There was a great sadness in that she wasn’t able to do those things anymore. There was a sadness in me as a visitor, too. I wasn’t seeing the real place and its real history. I was seeing a sanitized version of it. And those tensions are happening all over the world.
Why is important to preserve a way of life like yours?
It’s important for the reason it was always important. Wordsworth described the Lake District as a “perfect republic of shepherds”: an ideal example for the whole world of how people could live in their environment and manage their affairs in a more egalitarian way.

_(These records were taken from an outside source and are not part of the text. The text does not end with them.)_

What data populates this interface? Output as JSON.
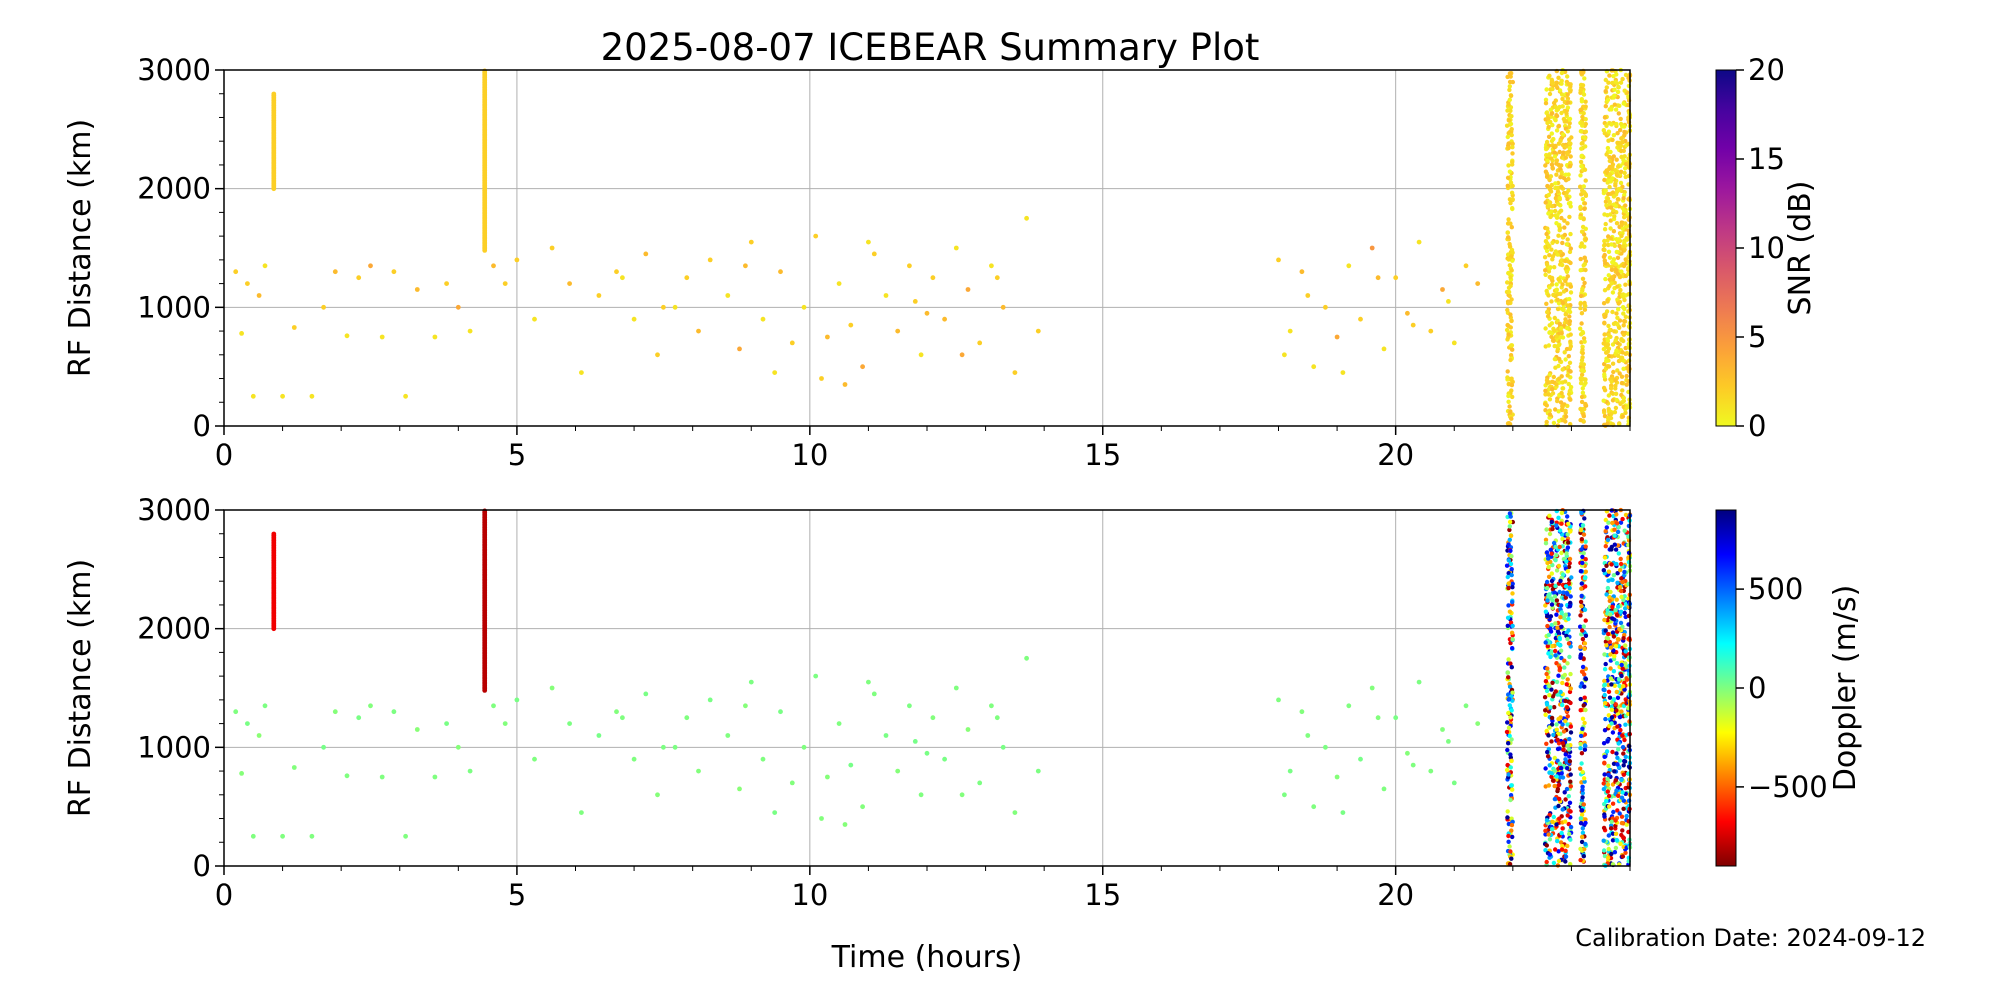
{
  "figure": {
    "title": "2025-08-07 ICEBEAR Summary Plot",
    "calibration_note": "Calibration Date: 2024-09-12",
    "xlabel": "Time (hours)"
  },
  "chart_data": [
    {
      "type": "scatter",
      "panel": "top",
      "color_encoding": "SNR",
      "ylabel": "RF Distance (km)",
      "xlabel": "",
      "xlim": [
        0,
        24
      ],
      "ylim": [
        0,
        3000
      ],
      "x_ticks": [
        0,
        5,
        10,
        15,
        20
      ],
      "x_tick_labels": [
        "0",
        "5",
        "10",
        "15",
        "20"
      ],
      "y_ticks": [
        0,
        1000,
        2000,
        3000
      ],
      "y_tick_labels": [
        "0",
        "1000",
        "2000",
        "3000"
      ],
      "grid": true,
      "colorbar": {
        "label": "SNR (dB)",
        "range": [
          0,
          20
        ],
        "ticks": [
          0,
          5,
          10,
          15,
          20
        ],
        "tick_labels": [
          "0",
          "5",
          "10",
          "15",
          "20"
        ],
        "colormap": "plasma_r",
        "stops": [
          "#f0f921",
          "#fdca26",
          "#fb9f3a",
          "#ed7953",
          "#d8576b",
          "#bd3786",
          "#9c179e",
          "#7201a8",
          "#46039f",
          "#0d0887"
        ]
      },
      "series": [
        {
          "description": "scattered echoes 0-14 h",
          "x": [
            0.2,
            0.3,
            0.4,
            0.5,
            0.6,
            0.7,
            1.0,
            1.2,
            1.5,
            1.7,
            1.9,
            2.1,
            2.3,
            2.5,
            2.7,
            2.9,
            3.1,
            3.3,
            3.6,
            3.8,
            4.0,
            4.2,
            4.6,
            4.8,
            5.0,
            5.3,
            5.6,
            5.9,
            6.1,
            6.4,
            6.7,
            7.0,
            7.2,
            7.4,
            7.7,
            7.9,
            8.1,
            8.3,
            8.6,
            8.8,
            9.0,
            9.2,
            9.5,
            9.7,
            9.9,
            10.1,
            10.3,
            10.5,
            10.7,
            10.9,
            11.1,
            11.3,
            11.5,
            11.7,
            11.9,
            12.1,
            12.3,
            12.5,
            12.7,
            12.9,
            13.1,
            13.3,
            13.5,
            13.7,
            13.9,
            10.6,
            11.0,
            11.8,
            12.6,
            13.2,
            9.4,
            8.9,
            7.5,
            6.8,
            10.2,
            12.0
          ],
          "y": [
            1300,
            780,
            1200,
            250,
            1100,
            1350,
            250,
            830,
            250,
            1000,
            1300,
            760,
            1250,
            1350,
            750,
            1300,
            250,
            1150,
            750,
            1200,
            1000,
            800,
            1350,
            1200,
            1400,
            900,
            1500,
            1200,
            450,
            1100,
            1300,
            900,
            1450,
            600,
            1000,
            1250,
            800,
            1400,
            1100,
            650,
            1550,
            900,
            1300,
            700,
            1000,
            1600,
            750,
            1200,
            850,
            500,
            1450,
            1100,
            800,
            1350,
            600,
            1250,
            900,
            1500,
            1150,
            700,
            1350,
            1000,
            450,
            1750,
            800,
            350,
            1550,
            1050,
            600,
            1250,
            450,
            1350,
            1000,
            1250,
            400,
            950
          ],
          "snr": [
            2,
            1,
            2,
            1,
            3,
            1,
            1,
            2,
            1,
            2,
            3,
            1,
            2,
            4,
            1,
            2,
            1,
            3,
            1,
            2,
            4,
            1,
            3,
            2,
            2,
            1,
            2,
            3,
            1,
            2,
            2,
            1,
            3,
            2,
            1,
            2,
            3,
            2,
            1,
            4,
            2,
            1,
            3,
            2,
            1,
            2,
            3,
            1,
            2,
            4,
            2,
            1,
            3,
            2,
            1,
            2,
            3,
            1,
            4,
            2,
            1,
            3,
            2,
            1,
            2,
            3,
            1,
            2,
            4,
            2,
            1,
            3,
            2,
            1,
            2,
            3
          ],
          "doppler": [
            0,
            -10,
            10,
            0,
            -20,
            5,
            0,
            -5,
            0,
            15,
            -10,
            0,
            10,
            -5,
            0,
            5,
            0,
            -15,
            0,
            10,
            -10,
            5,
            0,
            -5,
            10,
            0,
            -10,
            5,
            0,
            15,
            -5,
            0,
            10,
            -10,
            5,
            0,
            -5,
            10,
            0,
            -15,
            5,
            0,
            10,
            -5,
            0,
            5,
            -10,
            0,
            15,
            -5,
            0,
            10,
            -10,
            5,
            0,
            -5,
            10,
            0,
            -15,
            5,
            0,
            10,
            -5,
            0,
            5,
            -10,
            0,
            15,
            -5,
            0,
            10,
            -10,
            5,
            0,
            -5,
            10
          ]
        },
        {
          "description": "echoes 18-21.5 h",
          "x": [
            18.0,
            18.2,
            18.4,
            18.6,
            18.8,
            19.0,
            19.2,
            19.4,
            19.6,
            19.8,
            20.0,
            20.2,
            20.4,
            20.6,
            20.8,
            21.0,
            21.2,
            21.4,
            18.1,
            18.5,
            19.1,
            19.7,
            20.3,
            20.9
          ],
          "y": [
            1400,
            800,
            1300,
            500,
            1000,
            750,
            1350,
            900,
            1500,
            650,
            1250,
            950,
            1550,
            800,
            1150,
            700,
            1350,
            1200,
            600,
            1100,
            450,
            1250,
            850,
            1050
          ],
          "snr": [
            2,
            1,
            3,
            1,
            2,
            4,
            1,
            2,
            5,
            1,
            2,
            3,
            1,
            2,
            4,
            1,
            2,
            3,
            1,
            2,
            1,
            3,
            2,
            1
          ],
          "doppler": [
            0,
            10,
            -5,
            0,
            5,
            -10,
            0,
            15,
            -5,
            0,
            10,
            -10,
            5,
            0,
            -5,
            10,
            0,
            -15,
            5,
            0,
            10,
            -5,
            0,
            5
          ]
        }
      ]
    },
    {
      "type": "scatter",
      "panel": "bottom",
      "color_encoding": "Doppler",
      "ylabel": "RF Distance (km)",
      "xlabel": "Time (hours)",
      "xlim": [
        0,
        24
      ],
      "ylim": [
        0,
        3000
      ],
      "x_ticks": [
        0,
        5,
        10,
        15,
        20
      ],
      "x_tick_labels": [
        "0",
        "5",
        "10",
        "15",
        "20"
      ],
      "y_ticks": [
        0,
        1000,
        2000,
        3000
      ],
      "y_tick_labels": [
        "0",
        "1000",
        "2000",
        "3000"
      ],
      "grid": true,
      "colorbar": {
        "label": "Doppler (m/s)",
        "range": [
          -900,
          900
        ],
        "ticks": [
          -500,
          0,
          500
        ],
        "tick_labels": [
          "−500",
          "0",
          "500"
        ],
        "colormap": "jet_r",
        "stops": [
          "#7f0000",
          "#ff0000",
          "#ff7f00",
          "#ffff00",
          "#7fff7f",
          "#00ffff",
          "#007fff",
          "#0000ff",
          "#00007f"
        ]
      },
      "streaks": [
        {
          "x": 4.45,
          "y_range": [
            1480,
            3000
          ],
          "snr": 2,
          "doppler": -800
        },
        {
          "x": 0.85,
          "y_range": [
            2000,
            2800
          ],
          "snr": 2,
          "doppler": -700
        }
      ],
      "dense_bands": [
        {
          "x_range": [
            21.9,
            22.0
          ],
          "y_range": [
            0,
            3000
          ],
          "snr": [
            0,
            3
          ],
          "doppler": [
            -900,
            900
          ]
        },
        {
          "x_range": [
            22.55,
            23.0
          ],
          "y_range": [
            0,
            3000
          ],
          "snr": [
            0,
            3
          ],
          "doppler": [
            -900,
            900
          ]
        },
        {
          "x_range": [
            23.15,
            23.25
          ],
          "y_range": [
            0,
            3000
          ],
          "snr": [
            0,
            3
          ],
          "doppler": [
            -900,
            900
          ]
        },
        {
          "x_range": [
            23.55,
            23.95
          ],
          "y_range": [
            0,
            3000
          ],
          "snr": [
            0,
            3
          ],
          "doppler": [
            -900,
            900
          ]
        },
        {
          "x_range": [
            23.97,
            24.0
          ],
          "y_range": [
            0,
            3000
          ],
          "snr": [
            0,
            3
          ],
          "doppler": [
            -900,
            900
          ]
        }
      ]
    }
  ]
}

Two centuries on from Wordsworth, the world is going through a rapid process of modernization and urbanization. I think we need places like this where different ideas and ways of life hold sway, where older ways of being survive. The 16 million people that come every year to this landscape are in part coming for exactly that reason.
It isn’t about subsidizing a tiny number of farmers for nostalgic reasons. It’s a very contemporary argument about defending older ways of being and not letting everything get swept away by an industrial, cheap food model. It’s not about my self-interest. It’s about us as a society, both in Britain and the rest of the world. It’s about looking at places where special things survive and saying, actually we can keep this alive and it’s good for all of us to do so.